Although she didn’t seem to be making too much of an effort to get up now, once again lying back with her eyes closed, her cheeks still deathly pale.
Either she really was ill, or this was some sort of elaborate ploy on her part to keep this interview alive. It certainly wouldn’t be the first time a woman had tried something like this on him in order to get into his hotel room, although, he had to admit, it wasn’t usually with an interview in mind!
But if it should turn out that was what Tyler Wood was doing, then she was going to find out exactly how ‘exceptionally rude’ he could be!
CHAPTER THREE
‘WHAT are you doing!’ Tyler gasped, eyes wide as Zak raised her head and tipped some liquid into her mouth.
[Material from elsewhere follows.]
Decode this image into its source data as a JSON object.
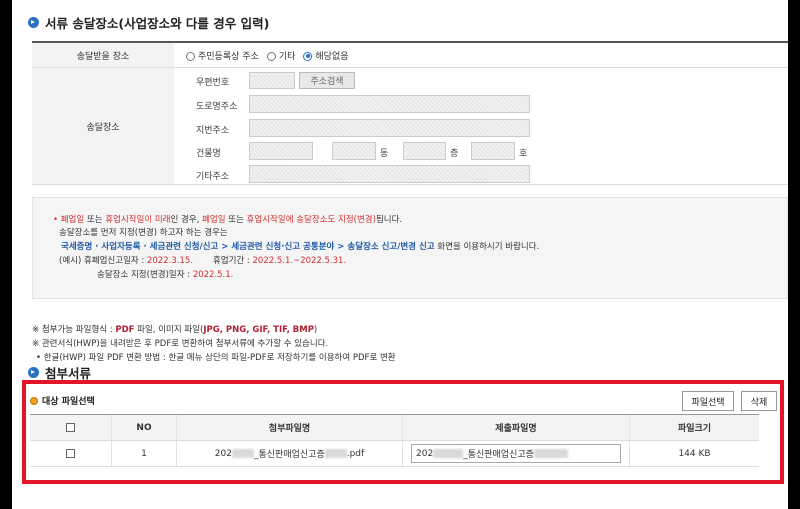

Fiery liquid that burned as it went down her throat. ‘No!’ she protested, desperately trying to push his hand away, and not succeeding as he forced another mouthful of the foul-tasting liquid down her throat. ‘What was that?’ she groaned as he placed her head back on the sofa.
‘Brandy,’ he told her with satisfaction. ‘Guaranteed to—’
‘Make me ill,’ she finished heavily. ‘Even more so on an empty stomach.’ A very empty stomach. In fact, it was because she hadn’t eaten anything, since a hurried slice of toast for breakfast this morning, that she had collapsed in the first place.
She had been dismayed when she had first moved to London at how high the cost of living was here, her reporting job not exactly earning her big bucks. So, in order to survive on those wages, as she had sworn she would when she’d walked out of her sumptuous home in New York with claims to her family that she could make it on her own, she had had to economize on things. Like eating.
Bread, milk and cereals were cheap, as well as being quite nourishing, which was just as well, because it was what Tyler had mainly been living on for the last six months, with the odd hamburger thrown in here and there as a treat.
‘Why do you have an empty stomach?’ Zak probed, shrewdly attacking the relevant part of her statement. ‘It’s nine o’clock at night, so why haven’t you eaten dinner yet?’
Because dinner was a luxury she could rarely afford. Lunch, either, for that matter. Although having eaten either wouldn’t have lessened the effect the brandy was going to have on her any second now.
‘I have an allergy.’ She ignored his questions, trying to sit up. ‘And if you don’t get me to the bathroom in the next ten seconds I’m going to be ill all over this expensive carpet!’
‘An allergy?’ Zak Prince repeated with a dark scowl, making no effort to step forward and help her. ‘What sort of allergy—damn it, Tyler…!’ he rasped in disbelief as she put her head over the side of the sofa and was indeed ill all over the carpet.
As predicted.
It had been the surprise of her life to discover, on entering college, and the round of parties that had followed, that alcohol of any kind caused this reaction in her.